Marcus's ideas concerning fields led me to think (to the extent that I can) about the ontological issues raised in quantum field theory (which has always appealed to me more than qm itself). So here is a link to a discussion of the philosophical issues involved in current QFT explorations, taken up at the conclusion of SEP's entry on QFT.

Quantum Field Theory (Stanford Encyclopedia of Philosophy)

Extract:

". . . Probably the most immediate trait of particles is their discreteness. Particles are countable or ‘aggregable’ entities in contrast to a liquid or a mass. Obviously this characteristic alone cannot constitute a sufficient condition for being a particle since there are other things which are countable as well without being particles, e.g., money or maxima and minima of the standing wave of a vibrating string. It seems that one also needs individuality, i.e., it must be possible to say that it is this or that particle which has been counted in order to account for the fundamental difference between ups and downs in a wave pattern and particles. Teller (1995) discusses a specific conception of individuality, primitive thisness, as well as other possible features of the particle concept in comparison to classical concepts of fields and waves, as well as in comparison to the concept of field quanta, which is the basis for the interpretation that Teller advocates. A critical discussion of Teller's reasoning can be found in Seibt (2002). Moreover, there is an extensive debate on individuality of quantum objects in quantum mechanical systems of ‘identical particles’. Since this discussion concerns QM in the first place, and not QFT, any further details shall be omitted here. French and Krause (2006) offer a detailed analysis of the historical, philosophical and mathematical aspects of the connection between quantum statistics, identity and individuality. See Dieks and Lubberdink (2011) for a critical assessment of the debate. Also consult the entry on quantum theory: identity and individuality.

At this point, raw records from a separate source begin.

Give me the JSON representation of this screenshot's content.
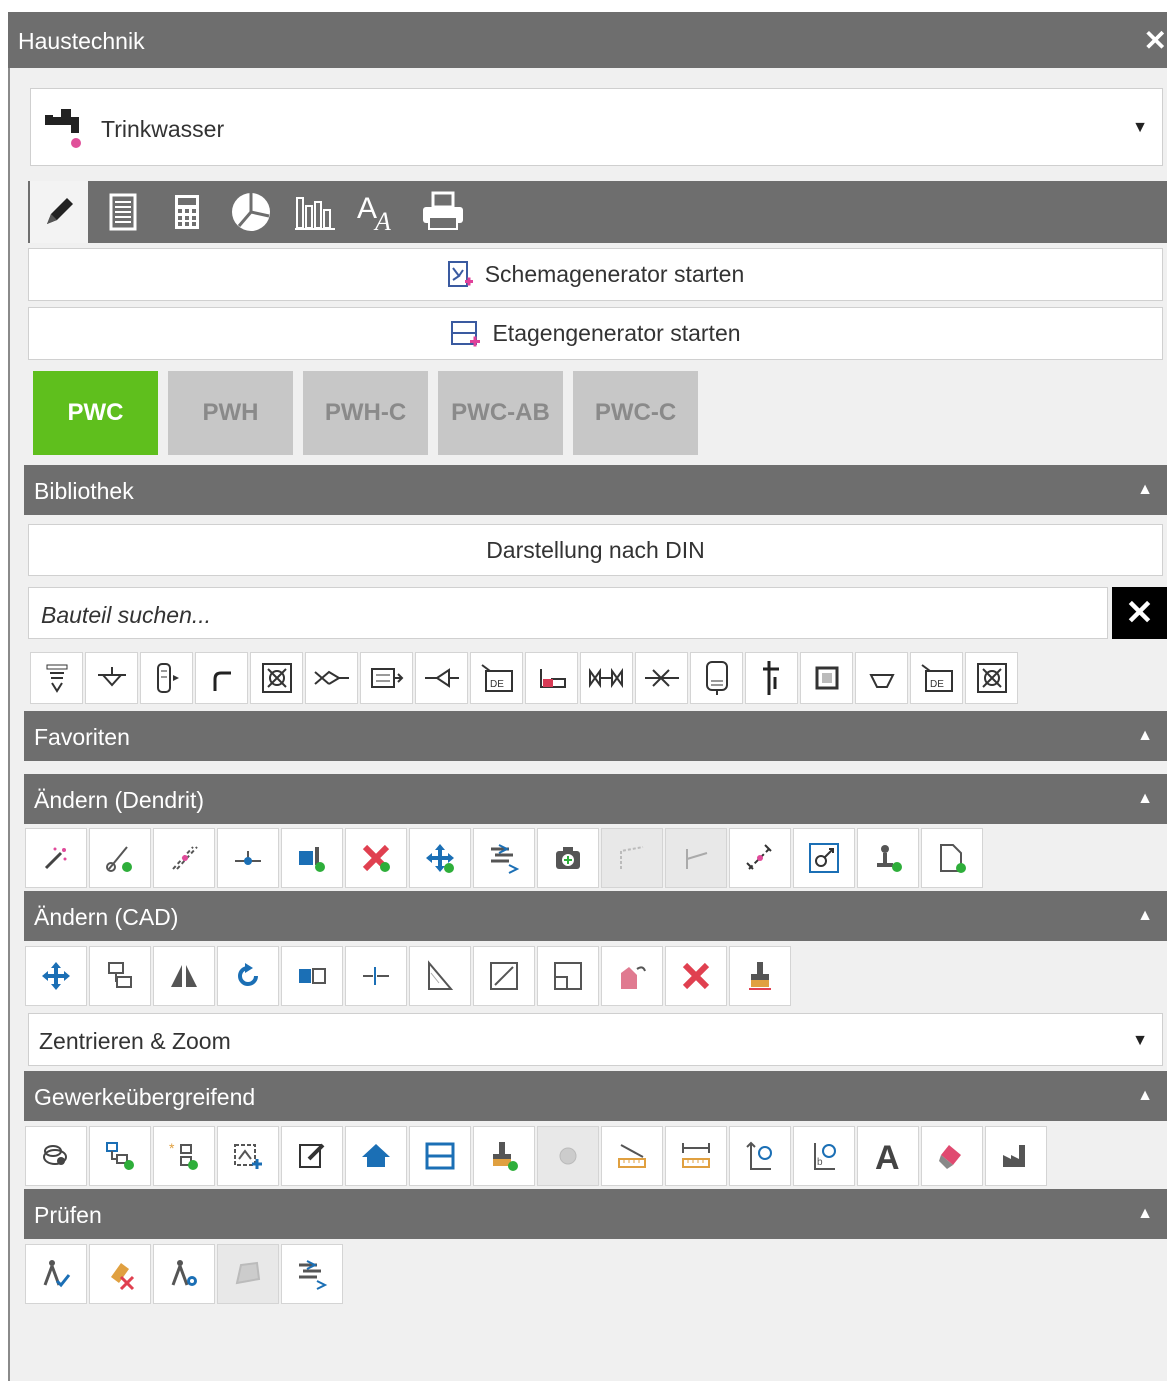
{
  "window": {
    "title": "Haustechnik",
    "close_icon": "close-icon"
  },
  "medium": {
    "selected": "Trinkwasser",
    "icon": "faucet-icon"
  },
  "tabs": [
    {
      "icon": "pencil-icon",
      "active": true
    },
    {
      "icon": "list-icon"
    },
    {
      "icon": "calculator-icon"
    },
    {
      "icon": "pie-chart-icon"
    },
    {
      "icon": "bar-chart-icon"
    },
    {
      "icon": "text-style-icon"
    },
    {
      "icon": "printer-icon"
    }
  ],
  "actions": {
    "schema": "Schemagenerator starten",
    "etage": "Etagengenerator starten"
  },
  "zones": [
    {
      "label": "PWC",
      "active": true
    },
    {
      "label": "PWH"
    },
    {
      "label": "PWH-C"
    },
    {
      "label": "PWC-AB"
    },
    {
      "label": "PWC-C"
    }
  ],
  "sections": {
    "bibliothek": "Bibliothek",
    "favoriten": "Favoriten",
    "aendern_dendrit": "Ändern (Dendrit)",
    "aendern_cad": "Ändern (CAD)",
    "gewerk": "Gewerkeübergreifend",
    "pruefen": "Prüfen"
  },
  "library": {
    "display_mode": "Darstellung nach DIN",
    "search_placeholder": "Bauteil suchen...",
    "clear_label": "✕"
  },
  "zoom": {
    "selected": "Zentrieren & Zoom"
  },
  "colors": {
    "active_zone": "#5fbf1d",
    "header": "#6e6e6e",
    "accent_green": "#2eae3a",
    "accent_red": "#e04050",
    "accent_blue": "#1b6fb5"
  }
}
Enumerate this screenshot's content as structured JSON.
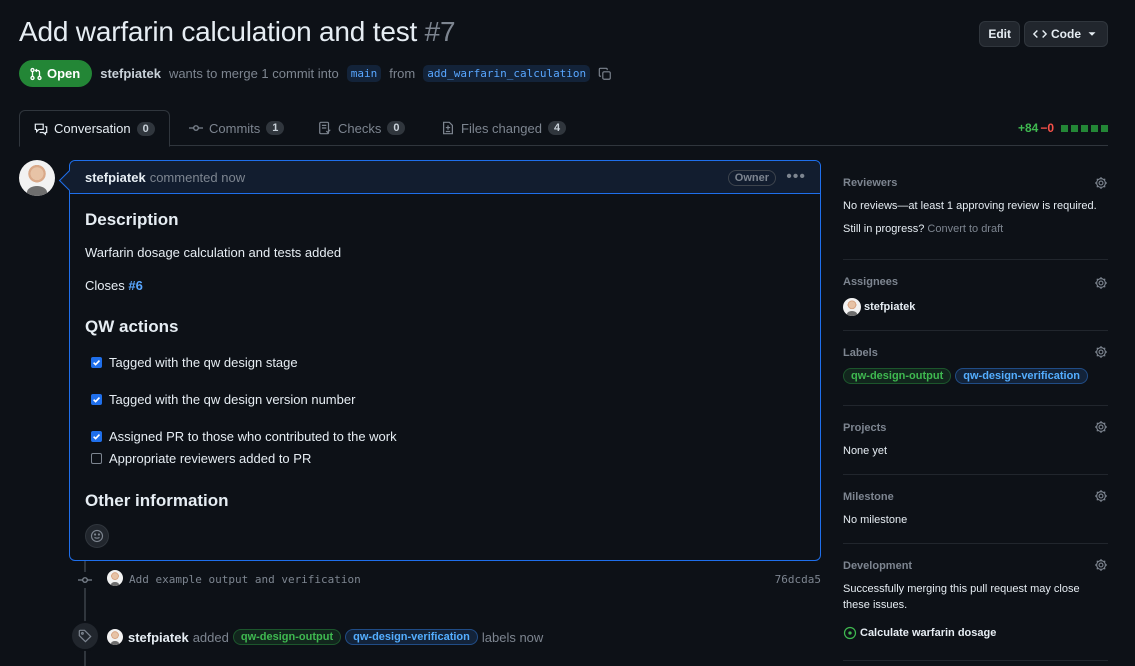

There is still another feature which is commonly taken to be pivotal for the particle concept, namely that particles are localizable in space. While it is clear from classical physics already that the requirement of localizability need not refer to point-like localization, we will see that even localizability in an arbitrarily large but still finite region can be a strong condition for quantum particles. Bain (2011) argues that the classical notions of localizability and countability are inappropriate requirements for particles if one is considering a relativistic theory such as QFT.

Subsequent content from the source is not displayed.